Есть несколько мыслей по работе МЧС. Мне кажется, что вопросы профилактики стихийных бедствий должны занимать значительное место, причем для этого МЧС должно иметь и определенные властные полномочия, и контрольные функции. Строительство должно вестись с жестким учетом опасностей стихийных бедствий: землетрясений, наводнений, паводков, селей, лавин, камнепадов, оползней, пожаров, тайфунов, цунами…
МЧС, помимо штатных сотрудников, должно опираться и на силы общественников из числа квалифицированных альпинистов и туристов, использовать их опыт проведения спасработ (на это, например, направлены усилия В. Кавуненко, как руководителя общественных формирований спасателей). И способствовать накоплению такого опыта. Ведь при мощных ударах стихии штатных сил спасателей всегда оказывается недостаточно. Руководить отрядами и группами спасателей должны люди с положительным практическим опытом спасработ.
Мне кажется, что МЧС должно иметь и свою «маленькую индустрию» в виде предприятий, производящих определенное снаряжение и оснащение. Конечно, это могут быть и частные предприятия, выполняющие заказы МЧС. В частности, необходимо производство жилищ-вагончиков с необходимыми системами жизнеобеспечения для беженцев в районах стихийных бедствий. В последующем, после освобождения, их можно будет и переместить в нужный район, и использовать в качестве баз спасателей, в качестве баз строителей, туристских баз, гостиниц, хижин и т. п. МЧС должно иметь свою инфраструктуру, в определенной части достаточно мобильную, перемещаемую. Все это сейчас, конечно, создается, но очень «постепенно». Спасработы же нельзя вести медленно.

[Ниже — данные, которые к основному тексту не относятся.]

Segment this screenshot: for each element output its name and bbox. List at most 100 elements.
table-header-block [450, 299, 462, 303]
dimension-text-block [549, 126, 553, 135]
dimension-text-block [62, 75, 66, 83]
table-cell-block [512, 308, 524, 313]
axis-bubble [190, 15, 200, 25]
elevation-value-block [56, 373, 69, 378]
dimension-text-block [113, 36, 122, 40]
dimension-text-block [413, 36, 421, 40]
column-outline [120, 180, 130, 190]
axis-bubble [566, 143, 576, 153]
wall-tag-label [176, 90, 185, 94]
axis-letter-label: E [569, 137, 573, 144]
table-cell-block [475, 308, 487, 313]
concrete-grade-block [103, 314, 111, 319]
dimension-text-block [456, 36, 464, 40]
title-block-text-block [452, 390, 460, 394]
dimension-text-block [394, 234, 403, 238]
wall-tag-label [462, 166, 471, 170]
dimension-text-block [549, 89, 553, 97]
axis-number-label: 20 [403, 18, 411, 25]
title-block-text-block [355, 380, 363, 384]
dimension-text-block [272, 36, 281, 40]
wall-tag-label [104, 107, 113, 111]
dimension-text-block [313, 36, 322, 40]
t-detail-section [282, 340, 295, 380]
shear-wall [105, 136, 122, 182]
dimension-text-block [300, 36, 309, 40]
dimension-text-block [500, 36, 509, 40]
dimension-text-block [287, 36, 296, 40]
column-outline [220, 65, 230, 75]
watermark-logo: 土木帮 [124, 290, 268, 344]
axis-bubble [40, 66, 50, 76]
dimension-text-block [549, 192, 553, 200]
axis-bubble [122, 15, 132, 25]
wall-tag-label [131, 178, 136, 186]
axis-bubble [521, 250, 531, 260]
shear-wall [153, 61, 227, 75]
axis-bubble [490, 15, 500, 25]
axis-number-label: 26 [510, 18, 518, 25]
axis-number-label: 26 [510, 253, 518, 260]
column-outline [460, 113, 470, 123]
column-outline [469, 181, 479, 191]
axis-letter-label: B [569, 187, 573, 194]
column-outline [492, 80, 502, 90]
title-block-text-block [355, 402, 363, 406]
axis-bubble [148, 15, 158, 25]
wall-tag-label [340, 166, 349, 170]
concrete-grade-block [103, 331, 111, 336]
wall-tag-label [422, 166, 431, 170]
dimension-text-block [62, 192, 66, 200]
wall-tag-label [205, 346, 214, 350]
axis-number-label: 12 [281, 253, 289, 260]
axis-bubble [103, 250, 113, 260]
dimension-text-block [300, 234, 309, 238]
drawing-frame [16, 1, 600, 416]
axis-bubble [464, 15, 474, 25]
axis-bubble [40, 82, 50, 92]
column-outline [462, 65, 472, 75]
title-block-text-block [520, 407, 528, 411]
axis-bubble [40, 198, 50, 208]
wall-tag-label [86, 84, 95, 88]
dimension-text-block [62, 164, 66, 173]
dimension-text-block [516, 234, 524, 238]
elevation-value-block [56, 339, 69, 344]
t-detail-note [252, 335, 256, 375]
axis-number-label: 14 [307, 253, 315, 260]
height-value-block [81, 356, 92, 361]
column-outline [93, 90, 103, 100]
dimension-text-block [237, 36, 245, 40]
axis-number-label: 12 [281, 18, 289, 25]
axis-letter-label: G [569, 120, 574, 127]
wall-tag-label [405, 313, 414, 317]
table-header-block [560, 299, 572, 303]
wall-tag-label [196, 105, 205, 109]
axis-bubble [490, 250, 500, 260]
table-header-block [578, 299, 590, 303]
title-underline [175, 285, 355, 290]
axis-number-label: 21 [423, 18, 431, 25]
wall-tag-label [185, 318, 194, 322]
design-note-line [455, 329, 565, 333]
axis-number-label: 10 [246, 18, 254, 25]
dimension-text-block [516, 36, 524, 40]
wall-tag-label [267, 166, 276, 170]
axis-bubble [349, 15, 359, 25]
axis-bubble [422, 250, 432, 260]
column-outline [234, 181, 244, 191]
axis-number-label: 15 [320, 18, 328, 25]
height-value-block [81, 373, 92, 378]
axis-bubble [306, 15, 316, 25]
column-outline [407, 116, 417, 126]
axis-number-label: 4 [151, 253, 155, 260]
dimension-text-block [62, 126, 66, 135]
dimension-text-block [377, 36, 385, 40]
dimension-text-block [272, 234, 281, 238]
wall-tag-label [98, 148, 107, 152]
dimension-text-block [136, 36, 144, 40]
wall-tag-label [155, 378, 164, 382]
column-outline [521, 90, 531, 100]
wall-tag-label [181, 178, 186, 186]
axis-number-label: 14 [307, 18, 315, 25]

Война тоже является стихийным бедствием, в зоне которого необходимо проведение спасработ. Это поможет ее быстрее локализовать и прекратить. Позволит уменьшить масштабы катастрофы , – выполнить основную функцию спасателей.
Я не ручаюсь за абсолютную точность в нумерации домов и названиях улиц, поскольку угловые дома могли иметь нумерацию по другим улицам, а номера на полностью разрушенных домах не сохранились. Некоторые завалы были образованы из двух и более домов, стоявших рядом. Может, я где-то немного ошибся в перечне фамилий, кого-то забыл упомянуть добрым словом, – за тринадцать лет кое-что позабылось. Хронология событий нарушена лишь в одном месте (посещение ЖБК с выдачей нам рабочей одежды произошло на день-два позже, чем в изложении), но это несущественная деталь. Снимки отсканированы на цветных слайдах, – на их рамках я тогда записал названия улиц и номера домов, которые уже помнились плохо.
В целом же все было так, как написано, никаких художественных «домыслов» в этой повести нет. Она документальна. Я в нее вложил только некоторые выводы на основе своего видения и понимания событий.